Yes, audioset has a class for fart sounds and the model was trained on it as well. You can specify the --focus_idx 60 flag (60 is the class id for farts) to make sound_detector print timestamps for farts.

3 Likes

thank you!

1 Like

It uses ffmpeg behind the scenes to read the audio, so anything ffmpeg supports- this supports… And you can bet ffmpeg supports some of the most obscure formats out there

1 Like

So in the tutorial I used directml, since that’s supposed to be the ‘just works’ ml api on windows. It appears that it is not. Since you’re using an Nvidia GPU, uninstall onnxruntine-directml with pip and then install onnxruntime-gpu instead.

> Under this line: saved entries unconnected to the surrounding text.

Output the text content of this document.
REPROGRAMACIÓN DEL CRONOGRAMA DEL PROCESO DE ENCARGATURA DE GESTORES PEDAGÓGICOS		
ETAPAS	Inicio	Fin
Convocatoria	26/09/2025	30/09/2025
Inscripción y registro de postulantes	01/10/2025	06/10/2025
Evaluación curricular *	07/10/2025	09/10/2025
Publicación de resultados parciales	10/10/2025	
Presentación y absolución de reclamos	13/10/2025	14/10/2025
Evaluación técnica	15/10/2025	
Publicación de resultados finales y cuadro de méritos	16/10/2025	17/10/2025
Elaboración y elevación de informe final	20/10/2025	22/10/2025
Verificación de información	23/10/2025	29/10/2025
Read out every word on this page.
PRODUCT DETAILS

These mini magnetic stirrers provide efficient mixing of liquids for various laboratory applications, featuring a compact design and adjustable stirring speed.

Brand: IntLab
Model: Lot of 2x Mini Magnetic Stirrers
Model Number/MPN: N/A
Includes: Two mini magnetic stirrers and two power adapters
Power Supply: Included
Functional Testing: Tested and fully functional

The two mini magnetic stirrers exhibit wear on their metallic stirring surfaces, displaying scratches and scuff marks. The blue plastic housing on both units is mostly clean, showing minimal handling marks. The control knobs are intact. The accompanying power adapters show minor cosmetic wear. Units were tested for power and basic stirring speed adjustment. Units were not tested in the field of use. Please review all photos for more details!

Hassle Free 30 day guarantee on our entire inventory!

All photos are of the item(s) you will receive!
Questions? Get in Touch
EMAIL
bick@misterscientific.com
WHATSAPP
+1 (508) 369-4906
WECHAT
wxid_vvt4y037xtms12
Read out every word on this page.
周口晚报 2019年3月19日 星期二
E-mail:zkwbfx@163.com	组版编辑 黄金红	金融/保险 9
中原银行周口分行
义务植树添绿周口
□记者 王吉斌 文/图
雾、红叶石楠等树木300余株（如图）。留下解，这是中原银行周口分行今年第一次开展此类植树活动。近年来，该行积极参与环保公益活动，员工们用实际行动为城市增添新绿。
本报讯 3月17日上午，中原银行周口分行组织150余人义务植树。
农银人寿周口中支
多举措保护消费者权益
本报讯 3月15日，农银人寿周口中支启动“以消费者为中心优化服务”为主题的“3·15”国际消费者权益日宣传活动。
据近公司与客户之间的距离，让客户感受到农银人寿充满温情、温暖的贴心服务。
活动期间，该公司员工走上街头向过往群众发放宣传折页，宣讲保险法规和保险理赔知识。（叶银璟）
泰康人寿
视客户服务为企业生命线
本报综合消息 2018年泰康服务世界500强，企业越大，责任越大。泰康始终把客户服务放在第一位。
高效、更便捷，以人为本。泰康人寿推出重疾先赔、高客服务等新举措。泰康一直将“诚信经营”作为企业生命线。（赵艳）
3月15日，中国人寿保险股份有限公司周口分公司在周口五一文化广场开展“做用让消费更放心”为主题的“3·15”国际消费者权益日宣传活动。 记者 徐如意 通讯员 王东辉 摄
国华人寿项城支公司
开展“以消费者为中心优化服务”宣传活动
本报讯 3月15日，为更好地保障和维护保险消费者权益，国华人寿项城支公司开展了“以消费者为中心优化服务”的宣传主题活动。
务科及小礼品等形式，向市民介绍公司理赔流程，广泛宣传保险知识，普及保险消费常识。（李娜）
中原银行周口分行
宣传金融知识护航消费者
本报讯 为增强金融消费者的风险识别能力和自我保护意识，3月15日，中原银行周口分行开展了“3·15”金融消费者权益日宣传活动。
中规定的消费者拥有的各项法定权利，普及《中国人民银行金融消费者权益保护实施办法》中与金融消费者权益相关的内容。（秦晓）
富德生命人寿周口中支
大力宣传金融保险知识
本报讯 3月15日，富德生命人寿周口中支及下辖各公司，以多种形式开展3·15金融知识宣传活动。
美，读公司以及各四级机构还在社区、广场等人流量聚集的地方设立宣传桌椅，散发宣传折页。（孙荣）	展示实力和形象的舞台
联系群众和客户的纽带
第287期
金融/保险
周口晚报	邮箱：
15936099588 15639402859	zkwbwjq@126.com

This will use Tensorrt or cuda depending on your drivers (picks Tensorrt when possible, since it uses the tensor cores on your gpu). Let me know if it works after that, since the error looks like a directml issue

Edit: Also, make sure you delete the existing model and redownload it. The model I serve to you is a base unoptimized version. Once you perform inferences using sound_reader, onnx will perform optimizations on the model and save them. Those changes will include device specific instructions and will not work on any other device.

1 Like

I’m using a 1070 and it worked with the default install. could I see a performance gain doing the gpu install you listed?

You probably won’t see a huge gain, but cuda/cublas will generally perform better than directml.

Whoops, forgot to mention that you will need cuda for that. You can download it here: CUDA Toolkit Archive | NVIDIA Developer get cuda 11.6 and select all the correct info (onnx doesn’t support 12 atm) and get cuDNN Archive | NVIDIA Developer 8.5.0 for cuda 11.x

1 Like